Sarah Blair, VP operations – North America at Solera, says: “It is truly an amazing thing what data can do to achieve results more consistently.”
She adds: “The only way to do this is to have the data and information available quickly and effectively. You need the machine to help you identify what to coach on. Enlighten can tell me exactly what my reps need coaching on, so it is individualized, helpful, productive, positive and continually tracks their improvement. This means we are able to reward and incentivize those folks for the great behavior they’re capable of giving.”
The company’s 1,000 representatives achieved a 13 percent improvement in customer sentiment in 60 days and the company saw a cultural change that opened up development opportunities for representatives.
“It is truly an amazing thing what data can do to achieve results more consistently.”
Sarah Blair
VP operations – North America at Solera
Conclusion
With the average omnichannel operation now utilizing nine or more contact channels, customer-facing organizations see massive inflows of complex data every day. While this creates a challenge for the IT department, it presents a significant opportunity for those in CX.
Omnichannel data is a treasure trove of customer insights waiting to be mined. It can reveal digital dead ends, enhance the employee experience and better measure overall satisfaction.
The appetite to mine this data is growing. As CX Network’s research demonstrates, recent years have seen CX practitioners and leaders reprioritize their investments to focus on customer journey data and analytics tools.
In doing this they have sought to understand their customers’ sentiment, activity and intent, but not every project is a success. Some projects are deployed in siloes, some lack the financial support for agent training while others fail due to the quality of data.
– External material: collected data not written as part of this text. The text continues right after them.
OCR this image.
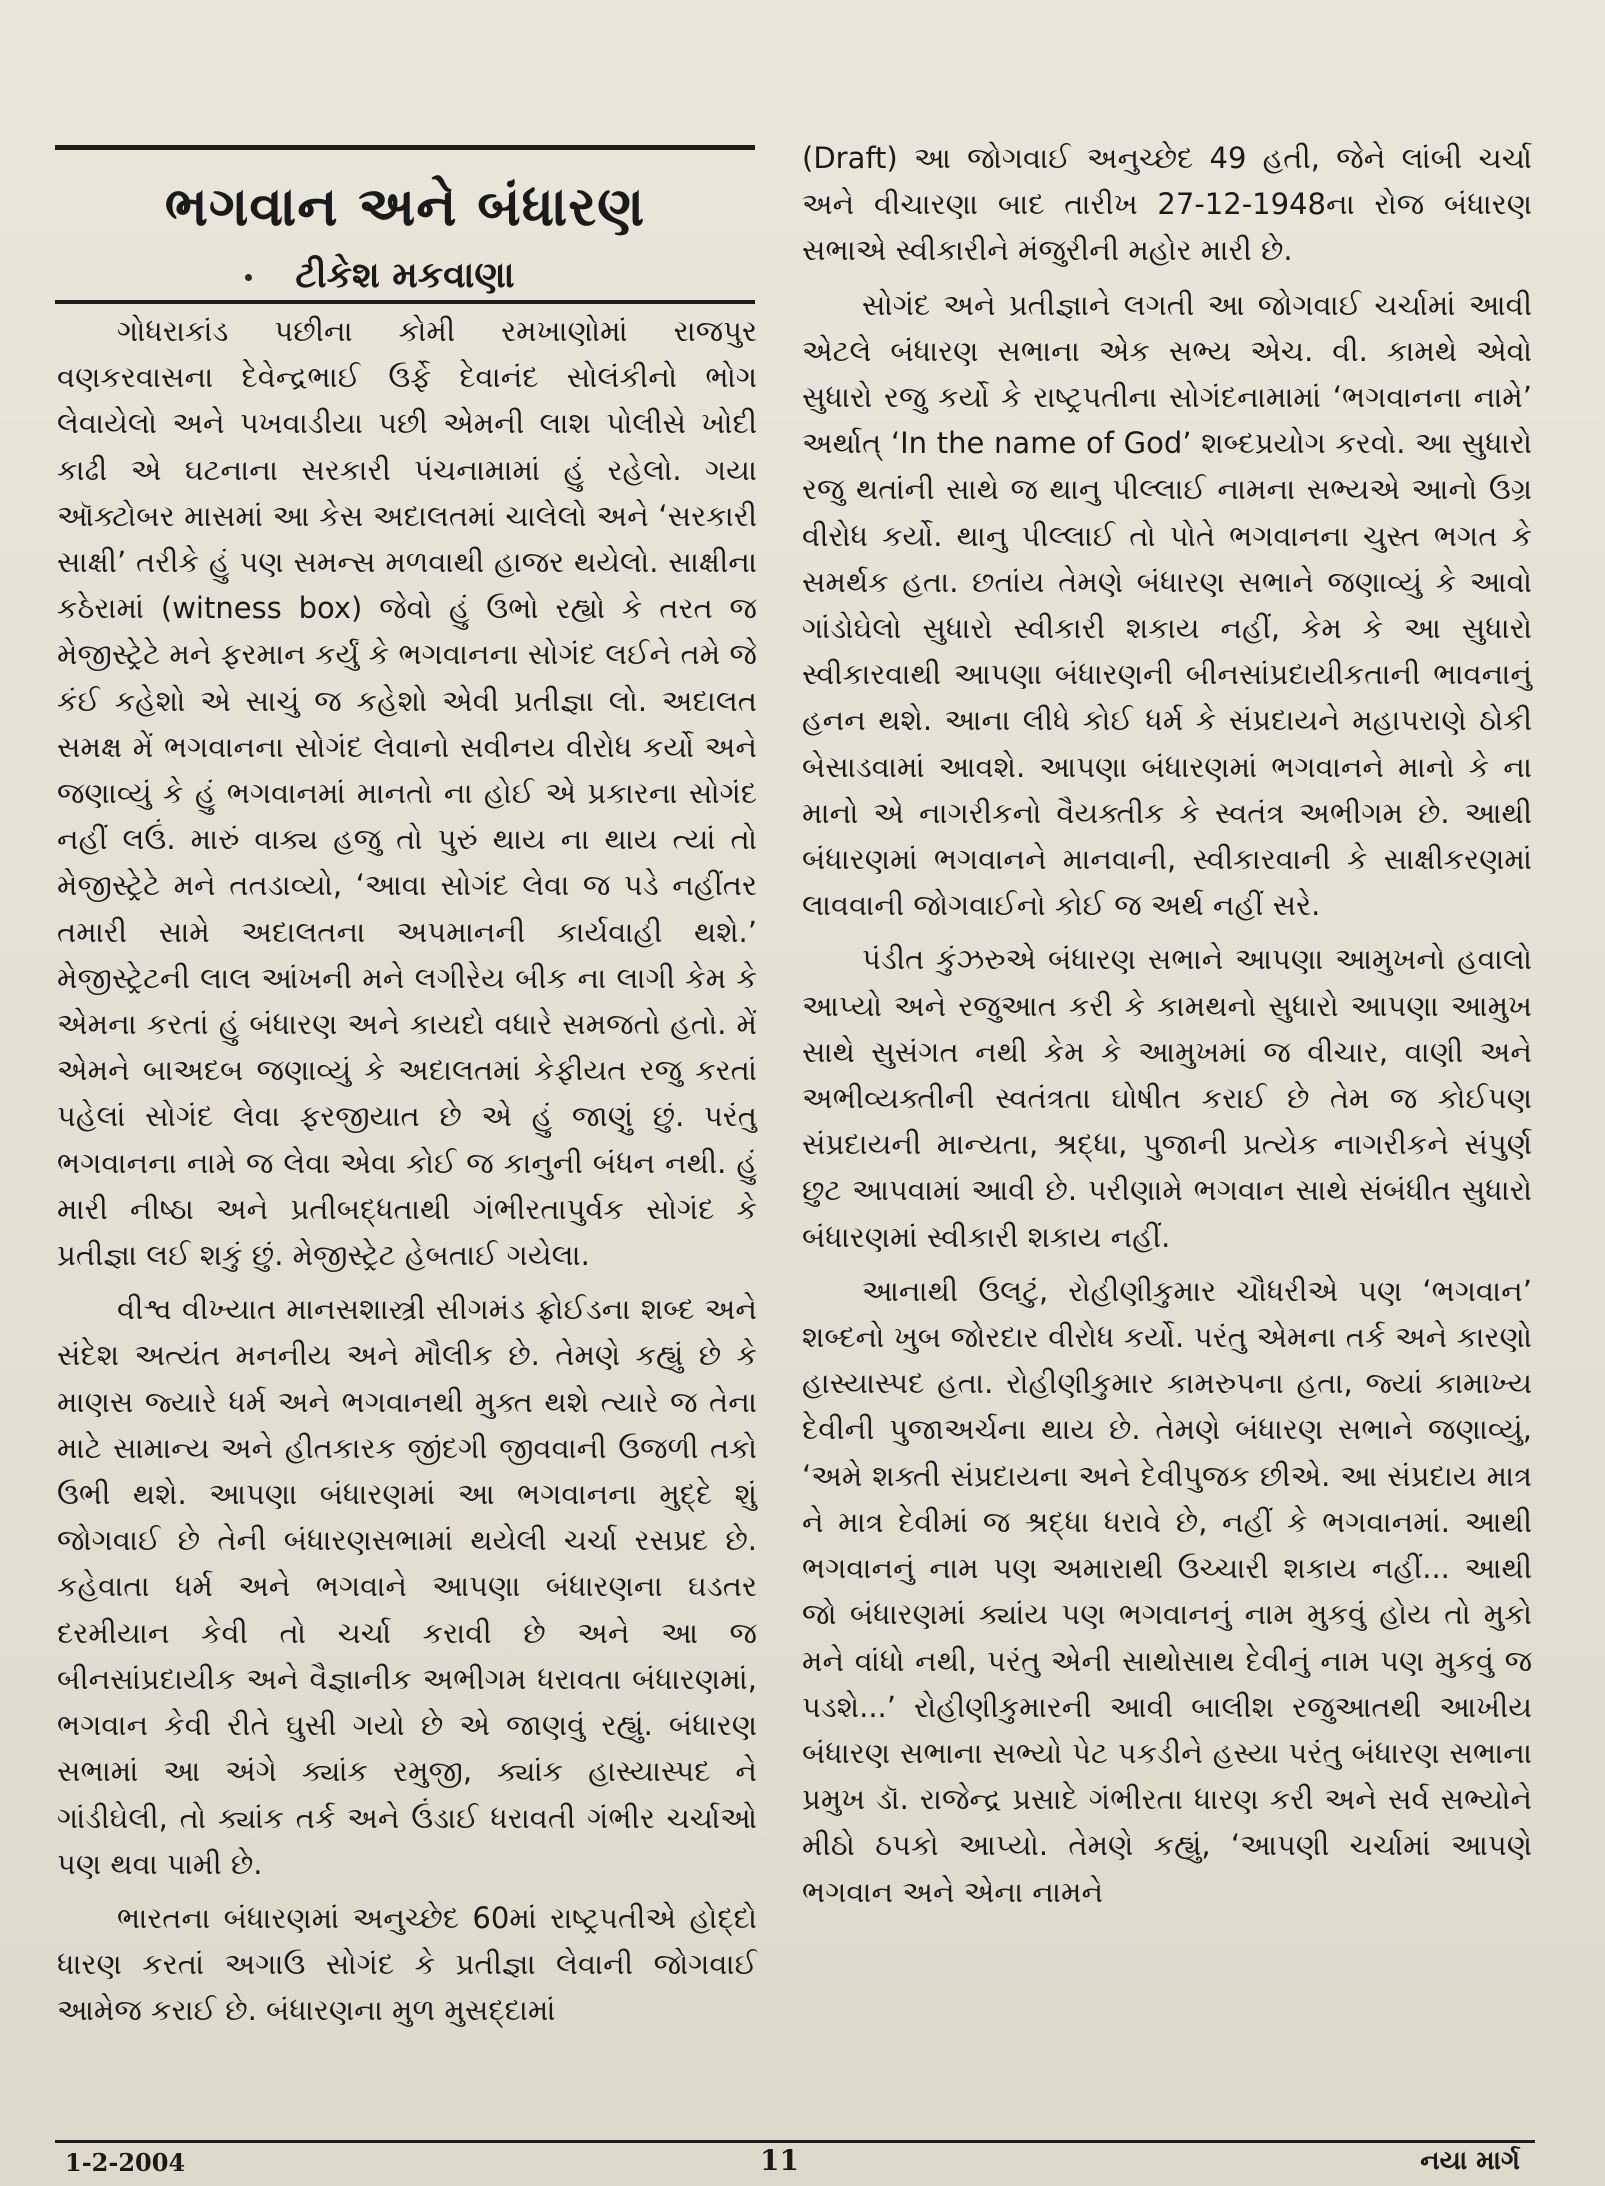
ભગવાન અને બંધારણ
ટીકેશ મકવાણા

ગોધરાકાંડ પછીના કોમી રમખાણોમાં રાજપુર વણકરવાસના દેવેન્દ્રભાઈ ઉર્ફે દેવાનંદ સોલંકીનો ભોગ લેવાયેલો અને પખવાડીયા પછી એમની લાશ પોલીસે ખોદી કાઢી એ ઘટનાના સરકારી પંચનામામાં હું રહેલો. ગયા ઑક્ટોબર માસમાં આ કેસ અદાલતમાં ચાલેલો અને ‘સરકારી સાક્ષી’ તરીકે હું પણ સમન્સ મળવાથી હાજર થયેલો. સાક્ષીના કઠેરામાં (witness box) જેવો હું ઉભો રહ્યો કે તરત જ મેજીસ્ટ્રેટે મને ફરમાન કર્યું કે ભગવાનના સોગંદ લઈને તમે જે કંઈ કહેશો એ સાચું જ કહેશો એવી પ્રતીજ્ઞા લો. અદાલત સમક્ષ મેં ભગવાનના સોગંદ લેવાનો સવીનય વીરોધ કર્યો અને જણાવ્યું કે હું ભગવાનમાં માનતો ના હોઈ એ પ્રકારના સોગંદ નહીં લઉં. મારું વાક્ય હજુ તો પુરું થાય ના થાય ત્યાં તો મેજીસ્ટ્રેટે મને તતડાવ્યો, ‘આવા સોગંદ લેવા જ પડે નહીંતર તમારી સામે અદાલતના અપમાનની કાર્યવાહી થશે.’ મેજીસ્ટ્રેટની લાલ આંખની મને લગીરેય બીક ના લાગી કેમ કે એમના કરતાં હું બંધારણ અને કાયદો વધારે સમજતો હતો. મેં એમને બાઅદબ જણાવ્યું કે અદાલતમાં કેફીયત રજુ કરતાં પહેલાં સોગંદ લેવા ફરજીયાત છે એ હું જાણું છું. પરંતુ ભગવાનના નામે જ લેવા એવા કોઈ જ કાનુની બંધન નથી. હું મારી નીષ્ઠા અને પ્રતીબદ્ધતાથી ગંભીરતાપુર્વક સોગંદ કે પ્રતીજ્ઞા લઈ શકું છું. મેજીસ્ટ્રેટ હેબતાઈ ગયેલા.

વીશ્વ વીખ્યાત માનસશાસ્ત્રી સીગમંડ ફ્રોઈડના શબ્દ અને સંદેશ અત્યંત મનનીય અને મૌલીક છે. તેમણે કહ્યું છે કે માણસ જ્યારે ધર્મ અને ભગવાનથી મુક્ત થશે ત્યારે જ તેના માટે સામાન્ય અને હીતકારક જીંદગી જીવવાની ઉજળી તકો ઉભી થશે. આપણા બંધારણમાં આ ભગવાનના મુદ્દે શું જોગવાઈ છે તેની બંધારણસભામાં થયેલી ચર્ચા રસપ્રદ છે. કહેવાતા ધર્મ અને ભગવાને આપણા બંધારણના ઘડતર દરમીયાન કેવી તો ચર્ચા કરાવી છે અને આ જ બીનસાંપ્રદાયીક અને વૈજ્ઞાનીક અભીગમ ધરાવતા બંધારણમાં, ભગવાન કેવી રીતે ઘુસી ગયો છે એ જાણવું રહ્યું. બંધારણ સભામાં આ અંગે ક્યાંક રમુજી, ક્યાંક હાસ્યાસ્પદ ને ગાંડીઘેલી, તો ક્યાંક તર્ક અને ઉંડાઈ ધરાવતી ગંભીર ચર્ચાઓ પણ થવા પામી છે.

ભારતના બંધારણમાં અનુચ્છેદ 60માં રાષ્ટ્રપતીએ હોદ્દો ધારણ કરતાં અગાઉ સોગંદ કે પ્રતીજ્ઞા લેવાની જોગવાઈ આમેજ કરાઈ છે. બંધારણના મુળ મુસદ્દામાં

(Draft) આ જોગવાઈ અનુચ્છેદ 49 હતી, જેને લાંબી ચર્ચા અને વીચારણા બાદ તારીખ 27-12-1948ના રોજ બંધારણ સભાએ સ્વીકારીને મંજુરીની મહોર મારી છે.

સોગંદ અને પ્રતીજ્ઞાને લગતી આ જોગવાઈ ચર્ચામાં આવી એટલે બંધારણ સભાના એક સભ્ય એચ. વી. કામથે એવો સુધારો રજુ કર્યો કે રાષ્ટ્રપતીના સોગંદનામામાં ‘ભગવાનના નામે’ અર્થાત્ ‘In the name of God’ શબ્દપ્રયોગ કરવો. આ સુધારો રજુ થતાંની સાથે જ થાનુ પીલ્લાઈ નામના સભ્યએ આનો ઉગ્ર વીરોધ કર્યો. થાનુ પીલ્લાઈ તો પોતે ભગવાનના ચુસ્ત ભગત કે સમર્થક હતા. છતાંય તેમણે બંધારણ સભાને જણાવ્યું કે આવો ગાંડોઘેલો સુધારો સ્વીકારી શકાય નહીં, કેમ કે આ સુધારો સ્વીકારવાથી આપણા બંધારણની બીનસાંપ્રદાયીકતાની ભાવનાનું હનન થશે. આના લીધે કોઈ ધર્મ કે સંપ્રદાયને મહાપરાણે ઠોકી બેસાડવામાં આવશે. આપણા બંધારણમાં ભગવાનને માનો કે ના માનો એ નાગરીકનો વૈયક્તીક કે સ્વતંત્ર અભીગમ છે. આથી બંધારણમાં ભગવાનને માનવાની, સ્વીકારવાની કે સાક્ષીકરણમાં લાવવાની જોગવાઈનો કોઈ જ અર્થ નહીં સરે.

પંડીત કુંઝરુએ બંધારણ સભાને આપણા આમુખનો હવાલો આપ્યો અને રજુઆત કરી કે કામથનો સુધારો આપણા આમુખ સાથે સુસંગત નથી કેમ કે આમુખમાં જ વીચાર, વાણી અને અભીવ્યક્તીની સ્વતંત્રતા ઘોષીત કરાઈ છે તેમ જ કોઈપણ સંપ્રદાયની માન્યતા, શ્રદ્ધા, પુજાની પ્રત્યેક નાગરીકને સંપુર્ણ છુટ આપવામાં આવી છે. પરીણામે ભગવાન સાથે સંબંધીત સુધારો બંધારણમાં સ્વીકારી શકાય નહીં.

આનાથી ઉલટું, રોહીણીકુમાર ચૌધરીએ પણ ‘ભગવાન’ શબ્દનો ખુબ જોરદાર વીરોધ કર્યો. પરંતુ એમના તર્ક અને કારણો હાસ્યાસ્પદ હતા. રોહીણીકુમાર કામરુપના હતા, જ્યાં કામાખ્ય દેવીની પુજાઅર્ચના થાય છે. તેમણે બંધારણ સભાને જણાવ્યું, ‘અમે શક્તી સંપ્રદાયના અને દેવીપુજક છીએ. આ સંપ્રદાય માત્ર ને માત્ર દેવીમાં જ શ્રદ્ધા ધરાવે છે, નહીં કે ભગવાનમાં. આથી ભગવાનનું નામ પણ અમારાથી ઉચ્ચારી શકાય નહીં... આથી જો બંધારણમાં ક્યાંય પણ ભગવાનનું નામ મુકવું હોય તો મુકો મને વાંધો નથી, પરંતુ એની સાથોસાથ દેવીનું નામ પણ મુકવું જ પડશે...’ રોહીણીકુમારની આવી બાલીશ રજુઆતથી આખીય બંધારણ સભાના સભ્યો પેટ પકડીને હસ્યા પરંતુ બંધારણ સભાના પ્રમુખ ડૉ. રાજેન્દ્ર પ્રસાદે ગંભીરતા ધારણ કરી અને સર્વ સભ્યોને મીઠો ઠપકો આપ્યો. તેમણે કહ્યું, ‘આપણી ચર્ચામાં આપણે ભગવાન અને એના નામને

1-2-2004	11	નયા માર્ગ
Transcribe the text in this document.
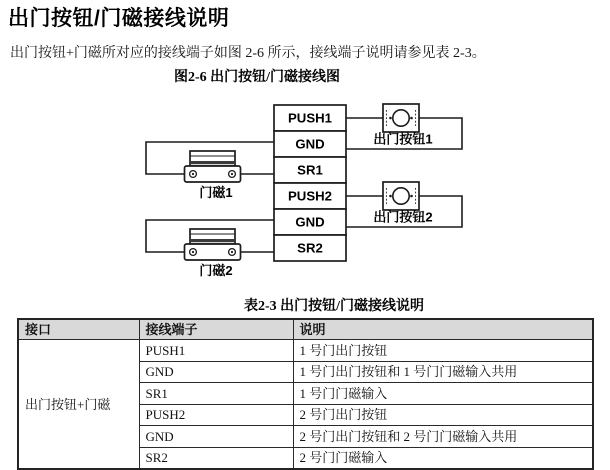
出门按钮/门磁接线说明
出门按钮+门磁所对应的接线端子如图 2-6 所示，接线端子说明请参见表 2-3。
图2-6 出门按钮/门磁接线图
PUSH1
GND
SR1
PUSH2
GND
SR2
门磁1
门磁2
出门按钮1
出门按钮2
表2-3 出门按钮/门磁接线说明
接口	接线端子	说明
出门按钮+门磁	PUSH1	1 号门出门按钮
	GND	1 号门出门按钮和 1 号门门磁输入共用
	SR1	1 号门门磁输入
	PUSH2	2 号门出门按钮
	GND	2 号门出门按钮和 2 号门门磁输入共用
	SR2	2 号门门磁输入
As the case studies in this report detail, AI-powered tools analyze speech, text, customer journey, customer sentiment, agent behavior and desktop activity. They can also deliver where previous projects have not.
The organizations leading the way take this a step further by weaving the data collected from each channel into different channels to discover how the hybrid human-digital interaction can be further refined. In an omnichannel world it is the secret to creating an exceptional customer experience.